Yashim regresó caminando lentamente a su apartamento, rumiando sobre las palabras de Grigor. Si éste creía que las reliquias existían… Pero eso no era lo que Grigor había dicho.

Giró en el mercado, para subir por la colina.

– ¡Yashim!

Éste se inclinó en la pendiente.

– ¡Yashim! Sé lo que te quitaron… ¡y no fueron las orejas! ¿Por qué estás sordo hoy?

Yashim levantó la cabeza y miró a su alrededor. Giorgos se encontraba de pie ante su puesto, las manos en las caderas.

– ¡Vaya! ¿Comes en lokanta estos días? ¿Olvidas lo que es comida? Pequeño kebab. Pequeñas dolma. ¡Sabe a mierda!

Giorgos había tenido una notable recuperación, observó Yashim.

– ¿Estás viendo un fantasma? -rugió Giorgos, golpeándose el pecho-. Sí, soy un hombre delgado ahora. Pero este puesto… ¡Es como las mujeres! Las mujeres están felices de volver a ver a Giorgos. Así que ella es… ¡ella es muuuuy gorda!

Yashim se acercó a grandes zancadas al tenderete.

– ¿Qué ha pasado? -preguntó, señalando las grandes pilas de berenjenas, los pepinos y tomates que rebosaban de las cestas, junto a una pirámide de limones.

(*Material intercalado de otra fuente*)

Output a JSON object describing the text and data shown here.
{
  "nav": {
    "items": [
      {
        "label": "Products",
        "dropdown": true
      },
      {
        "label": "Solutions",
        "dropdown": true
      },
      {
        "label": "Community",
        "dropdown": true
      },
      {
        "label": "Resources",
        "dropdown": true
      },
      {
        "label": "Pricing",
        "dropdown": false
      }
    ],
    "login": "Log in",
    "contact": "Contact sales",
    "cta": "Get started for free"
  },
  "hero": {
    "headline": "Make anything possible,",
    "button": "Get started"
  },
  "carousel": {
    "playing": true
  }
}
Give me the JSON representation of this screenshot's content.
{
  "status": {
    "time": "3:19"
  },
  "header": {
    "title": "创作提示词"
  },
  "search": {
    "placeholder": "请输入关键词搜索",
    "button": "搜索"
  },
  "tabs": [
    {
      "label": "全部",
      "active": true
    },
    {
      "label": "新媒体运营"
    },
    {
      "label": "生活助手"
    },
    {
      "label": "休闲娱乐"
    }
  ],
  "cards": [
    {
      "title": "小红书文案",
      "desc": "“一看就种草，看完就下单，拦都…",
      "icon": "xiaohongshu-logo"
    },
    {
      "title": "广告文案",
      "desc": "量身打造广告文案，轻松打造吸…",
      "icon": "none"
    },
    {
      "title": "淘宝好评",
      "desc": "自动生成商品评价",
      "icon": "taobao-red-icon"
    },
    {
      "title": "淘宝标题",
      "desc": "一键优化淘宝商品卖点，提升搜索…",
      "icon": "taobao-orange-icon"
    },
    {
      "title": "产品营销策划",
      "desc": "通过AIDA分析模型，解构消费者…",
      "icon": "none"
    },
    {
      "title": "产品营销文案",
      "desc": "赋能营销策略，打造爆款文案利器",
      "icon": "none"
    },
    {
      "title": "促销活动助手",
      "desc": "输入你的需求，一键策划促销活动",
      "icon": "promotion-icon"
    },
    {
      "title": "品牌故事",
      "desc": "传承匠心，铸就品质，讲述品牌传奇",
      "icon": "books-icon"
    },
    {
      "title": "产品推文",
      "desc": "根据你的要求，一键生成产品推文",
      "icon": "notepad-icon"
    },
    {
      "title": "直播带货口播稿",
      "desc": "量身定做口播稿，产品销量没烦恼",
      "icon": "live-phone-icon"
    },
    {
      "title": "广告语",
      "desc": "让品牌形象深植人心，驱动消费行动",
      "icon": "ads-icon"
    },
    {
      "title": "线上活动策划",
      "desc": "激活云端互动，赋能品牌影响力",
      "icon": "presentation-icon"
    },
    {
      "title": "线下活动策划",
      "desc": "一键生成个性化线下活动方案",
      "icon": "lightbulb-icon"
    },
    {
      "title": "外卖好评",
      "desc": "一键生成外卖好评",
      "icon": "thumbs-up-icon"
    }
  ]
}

– Eh -suspiró Giorgos, rascándose pensativamente un sobaco mientras revisaba su mercancía-. En su mayor parte es mierda, effendi. Mi huerto -añadió disculpándose, inclinando la cabeza hacia una cesta de pepinos muy grandes curvados como unas hoces delgadas de color verde-. Hoy lo doy todo por nada.

Yashim asintió. Durante la semana en que Giorgos había estado en el hospital las verduras de su parcela se habrían desmandado.

– Pero -y la voz de Giorgos se volvió ronca al emplear un acento de conspiración- encontré una cosa bonita.

Fue a mirar detrás de su tenderete y regresó llevando dos pequeñas berenjenas en la palma de su maciza mano, y una ristra de tomates en miniatura en la otra.

– ¿Todo muy pequeño, ves? Sin regarlas.

Yashim asintió.

– Son tan bonitos que podría comérmelos crudos.

Giorgos lo miró con una expresión de preocupación en su cara.

– Si te los comes crudos -dijo, meneando las berenjenas en la mano- enfermarás del estómago. -Metió las verduras en las manos de Yashim-. Ningún locanta, effendi. Lentamente, lentamente, vamos mejorando otra vez. Tú. Mi huerto. Y yo, también.

Yashim tomó el regalo. En su camino de vuelta colina arriba, pensó: «Giorgos dejó su huerto durante una semana, y ahora ha vuelto.»